Responsible AI, Really
The current boom in AI has lead to a crazy amount of AI washing, irresponsible releases and endless foolishly exaggerated claims. There are a number of basic rules that should be applied to launching any AI product, and Splunk is one of the few organisations actually following them.
The first rule of responsible AI is to always maintain a human in the loop. All too often cost-fixated management try to use AI as a means of eliminating staff, often with catastrophic results. Since security and incident management is a cost that doesn’t directly drive revenue, all too many executives will consider it a grudge purchase.
This means that the Splunk AI tools do not take action directly, always confirming via a human what action, if any, should be taken. This approach maximizes the likelihood of the correct action being taken by combining human insight with the scale of machine detection, while minimizing the risk of humans missing something and machines jumping to the wrong conclusion.
Explain Yourself, Machine
Another rule that should be respected by AI systems but all to often is not even considered is auditability. This means the ability for the machine to explain why it did something or recommended a particular course of action. Just like with a human, you can ask the reasons behind choices. This is particularly important when there is a chance of legal exposure or an insurance claim, where every little detail of an incident will be dissected and examined.
The Splunk AI Assistant is exemplary in this aspect. Its main purpose seems to be helping SREs write custom filtering code in SPL2. Most AI-enabled tools which simply belch out a bunch of stuff and expect the human to check if it is correct.

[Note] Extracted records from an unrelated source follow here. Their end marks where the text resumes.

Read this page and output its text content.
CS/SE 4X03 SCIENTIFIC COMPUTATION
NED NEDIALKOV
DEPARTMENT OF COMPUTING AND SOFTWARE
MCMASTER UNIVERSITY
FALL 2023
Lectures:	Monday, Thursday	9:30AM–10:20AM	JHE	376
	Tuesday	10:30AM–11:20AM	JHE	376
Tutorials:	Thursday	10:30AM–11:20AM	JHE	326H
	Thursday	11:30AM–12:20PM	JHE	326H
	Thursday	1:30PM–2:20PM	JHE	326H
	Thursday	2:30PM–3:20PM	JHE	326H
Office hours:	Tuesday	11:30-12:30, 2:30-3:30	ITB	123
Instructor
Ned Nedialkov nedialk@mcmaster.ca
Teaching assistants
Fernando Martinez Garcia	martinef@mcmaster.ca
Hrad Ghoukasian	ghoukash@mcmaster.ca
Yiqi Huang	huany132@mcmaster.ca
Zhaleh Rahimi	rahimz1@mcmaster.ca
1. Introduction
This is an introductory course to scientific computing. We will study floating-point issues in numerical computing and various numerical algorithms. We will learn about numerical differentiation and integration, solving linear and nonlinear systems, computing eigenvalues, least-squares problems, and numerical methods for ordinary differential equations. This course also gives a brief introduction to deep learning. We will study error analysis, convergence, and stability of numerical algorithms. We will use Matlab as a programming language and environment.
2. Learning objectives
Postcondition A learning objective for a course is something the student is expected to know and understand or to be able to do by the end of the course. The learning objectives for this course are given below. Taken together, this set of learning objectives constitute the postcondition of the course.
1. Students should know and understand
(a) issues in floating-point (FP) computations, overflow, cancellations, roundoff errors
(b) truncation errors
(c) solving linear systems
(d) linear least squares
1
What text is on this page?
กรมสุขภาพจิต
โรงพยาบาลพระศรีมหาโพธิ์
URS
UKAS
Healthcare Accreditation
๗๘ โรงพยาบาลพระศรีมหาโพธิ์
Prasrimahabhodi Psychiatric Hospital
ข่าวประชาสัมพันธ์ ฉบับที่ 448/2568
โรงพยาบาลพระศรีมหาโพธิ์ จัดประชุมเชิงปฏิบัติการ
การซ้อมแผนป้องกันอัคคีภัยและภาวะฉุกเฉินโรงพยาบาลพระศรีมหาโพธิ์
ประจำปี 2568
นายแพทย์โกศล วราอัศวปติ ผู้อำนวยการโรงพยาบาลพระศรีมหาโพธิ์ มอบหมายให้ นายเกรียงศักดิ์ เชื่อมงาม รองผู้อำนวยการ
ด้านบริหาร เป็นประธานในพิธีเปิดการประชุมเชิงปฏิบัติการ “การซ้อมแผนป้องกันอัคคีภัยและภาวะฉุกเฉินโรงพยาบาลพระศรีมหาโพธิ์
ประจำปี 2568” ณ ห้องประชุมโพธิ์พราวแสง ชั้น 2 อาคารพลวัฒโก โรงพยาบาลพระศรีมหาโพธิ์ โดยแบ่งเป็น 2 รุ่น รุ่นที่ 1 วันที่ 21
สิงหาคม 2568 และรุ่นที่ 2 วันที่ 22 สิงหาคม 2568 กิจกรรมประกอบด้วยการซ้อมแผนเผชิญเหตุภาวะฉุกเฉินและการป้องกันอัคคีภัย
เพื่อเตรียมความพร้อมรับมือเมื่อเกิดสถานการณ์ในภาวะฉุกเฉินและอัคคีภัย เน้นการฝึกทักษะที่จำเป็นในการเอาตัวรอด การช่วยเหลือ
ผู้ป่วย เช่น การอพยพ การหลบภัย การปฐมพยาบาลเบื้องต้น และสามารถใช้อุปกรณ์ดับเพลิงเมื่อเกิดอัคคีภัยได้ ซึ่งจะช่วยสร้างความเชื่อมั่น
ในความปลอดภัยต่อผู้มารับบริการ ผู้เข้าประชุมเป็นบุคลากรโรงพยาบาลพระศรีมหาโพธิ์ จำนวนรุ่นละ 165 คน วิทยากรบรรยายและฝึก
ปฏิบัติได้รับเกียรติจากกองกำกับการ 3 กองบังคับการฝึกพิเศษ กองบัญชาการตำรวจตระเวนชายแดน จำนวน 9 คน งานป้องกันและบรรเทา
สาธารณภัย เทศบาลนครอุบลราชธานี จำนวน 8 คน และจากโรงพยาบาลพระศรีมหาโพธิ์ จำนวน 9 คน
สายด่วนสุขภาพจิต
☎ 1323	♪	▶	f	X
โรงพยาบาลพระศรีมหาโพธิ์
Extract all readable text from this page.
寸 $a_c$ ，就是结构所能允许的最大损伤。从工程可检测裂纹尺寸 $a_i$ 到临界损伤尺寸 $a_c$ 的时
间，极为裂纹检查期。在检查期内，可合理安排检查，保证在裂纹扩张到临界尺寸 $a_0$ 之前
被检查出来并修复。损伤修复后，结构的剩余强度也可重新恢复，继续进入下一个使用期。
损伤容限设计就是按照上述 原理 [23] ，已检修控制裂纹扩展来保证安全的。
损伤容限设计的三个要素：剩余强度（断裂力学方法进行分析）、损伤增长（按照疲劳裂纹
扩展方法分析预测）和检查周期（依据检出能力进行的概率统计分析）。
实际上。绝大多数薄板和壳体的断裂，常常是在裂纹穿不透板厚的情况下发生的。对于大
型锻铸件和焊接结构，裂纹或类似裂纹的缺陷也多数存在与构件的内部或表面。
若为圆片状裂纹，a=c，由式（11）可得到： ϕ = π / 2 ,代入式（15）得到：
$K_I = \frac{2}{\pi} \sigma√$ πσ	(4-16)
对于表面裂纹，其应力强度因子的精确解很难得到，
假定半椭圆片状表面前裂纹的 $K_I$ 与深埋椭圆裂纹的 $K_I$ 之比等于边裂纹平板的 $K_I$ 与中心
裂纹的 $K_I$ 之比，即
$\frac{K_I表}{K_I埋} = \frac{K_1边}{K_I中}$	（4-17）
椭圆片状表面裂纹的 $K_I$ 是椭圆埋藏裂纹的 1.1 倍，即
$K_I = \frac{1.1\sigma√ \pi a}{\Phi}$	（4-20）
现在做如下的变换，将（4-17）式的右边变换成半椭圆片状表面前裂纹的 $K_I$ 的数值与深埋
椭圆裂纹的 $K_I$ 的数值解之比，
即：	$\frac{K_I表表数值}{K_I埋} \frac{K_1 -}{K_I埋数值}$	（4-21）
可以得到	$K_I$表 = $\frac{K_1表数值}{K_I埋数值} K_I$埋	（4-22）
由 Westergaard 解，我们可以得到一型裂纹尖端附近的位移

The Splunk AI Assistant uses a conversational approach to go way beyond this. The user can ask it to create a query in plain language (presumably only English at present), and the tool returns the code with a line-by-line explanation of what it does and why. This serves three vital functions:
Providing an audit history that explains why the actions were taken.
Allows experienced engineers to spot errors.
Trains junior engineers in developing SPL2 scripts.
Most of us would say that handling an outage of any kind is a learning experience, with the AI Assistant Splunk can turn any operation, routine or emergency, into an educational opportunity. This helps those who may be experienced operators but lack programming skills to develop an understanding of scripting. And given the shortage of staff in the area, this is a useful tool for skills transfer and onboarding new SREs.
Revenge of the Command Line
I found it amusing that amongst all the gorgeously designed, highly-visual user experience tools offered by Splunk, the latest and greatest tool was essentially a return to a command line. Chat interfaces, however, turn the traditional command line interface on its head as the AI Assistant learns what the user wants and needs, not the reverse. No more figuring out the right command and its options, just use plain language.
AI and ML Transfusion
ML and AI capabilities are being rolled out across security, observability and platform Splunk products. Given the existing ML heritage this is no sudden move to keep the vultures on Wall Street happy, but part of a longer roadmap to AI-enable a broad range of capabilities. This careful approach enhances the product line appropriately where AI and ML will add the most benefit to security and reliability professionals.